ハエも失恋するとやけ酒に走る?

ハエも失恋するとやけ酒に走る?米研究

以下は、記事の抜粋です。


メスに交尾を断られ欲求不満になったオスのハエは、悲しみを紛らわすため酒に逃げる――。米大研究チームが3月15日、ハエと人間の意外な共通点を明らかにする実験結果をScience誌に発表した。

カリフォルニア大学サンフランシスコ校(UCSF)のUlrike Heberlein教授率いるチームは、オスのショウジョウバエを交尾経験のあるメスおよび未経験のメスと一緒に容器に入れ、行動を観察した。すると未経験のメスはオスの求愛を受け入れすぐに交尾をしたが、交尾後のメスは一定時間、オスに興味を示さなかった。これは交尾の際にオスが精子と一緒に送り込む性ペプチドが原因だ。一方、交尾を拒絶されたオスは、たとえ未経験のメスと一緒にされても求愛行動をしなくなった。

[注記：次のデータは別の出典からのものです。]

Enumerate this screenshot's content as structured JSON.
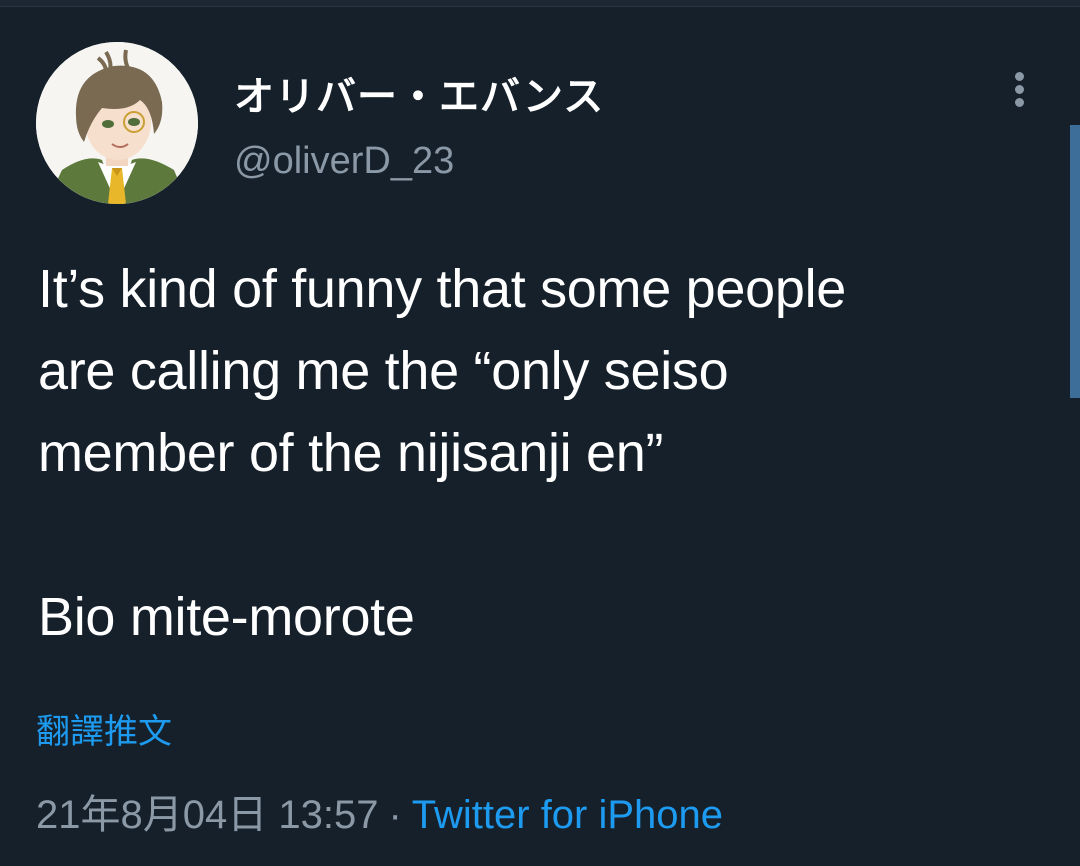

そこで、交尾を拒否されたオスをメスと隔離し、15%のアルコールを含む餌と通常の餌の2種類を設置した容器に入れたところ、これらのオスはアルコール入りの餌を浴びるように摂取し始めた。メスに拒絶されたオスの脳内では、神経伝達物質「ニューロペプチドF(NPF)」が減少していることが確認された。一方、メスと交尾をして性的に満たされたオスの脳内のNPFレベルは高かった。研究チームは、NPFの脳内レベルによってアルコールへの衝動が引き起こされていると見ている。

論文を主執筆したGalit Shohat-Ophir氏によると、NPFは「脳内の報酬のレベルを示し、報酬を求める行動へと変換するスイッチの役割をしている。メスに拒絶されたオスは、減少したNPFの代わりに、アルコール摂取によって報酬欲求を満たすのだ」という。この仕組みは、人工的にNPFを増減させたハエでも確認できた。

人間の脳にも類似の「ニューロペプチドY」という神経伝達物質が存在する。このため研究チームでは、人間の脳がアルコール依存や薬物依存に陥るメカニズムを解明するのに今回の発見が役立つのではないかと期待している。UCSFの研究チームによれば、現在「ニューロペプチドY」に不安障害などの気分障害や肥満を緩和する働きがあるかを調べる臨床試験が行われているという。


ヒトを含む多くの動物は、種の生存に適した行動に対して報酬を与える「神経報酬システム」を持っています。このシステムによって、我々はセックス、食べること、社会活動などの種の生存に必要な行動をとった時に、喜びやポジティブな感情を持つと考えられています。

この神経報酬システムに働いて喜びを刺激する薬物は薬物依存や中毒をひきおこします。本論文の研究者らは、NPFという動物のNPYに良く似た神経ペプチドが、この神経報酬システムにおいて重要な働きをしていると主張しています。つまり、脳内でNPFが充分にあれば報酬に満たされ、欠乏するとアルコール消費などの行動に走るとしています。「メスにフラれて焼け酒」という行動は何億年も続いていました!

研究者らは、ヒトではNPYがこのような働きをしており、NPYシステムを適切に活性化すれば心的外傷を残すようなつらい経験の悪影響を打ち消し、薬物依存なども治療できるのではないかと考えているようです。既に欧米では、不安、PTSD、情緒障害、肥満などに対するNPY系作動薬の臨床試験が行なわれているそうです。本論文の結果から考えるとこのような薬物は、アルコール依存など報酬反応に基づく依存症の治療にも有効な可能性があります。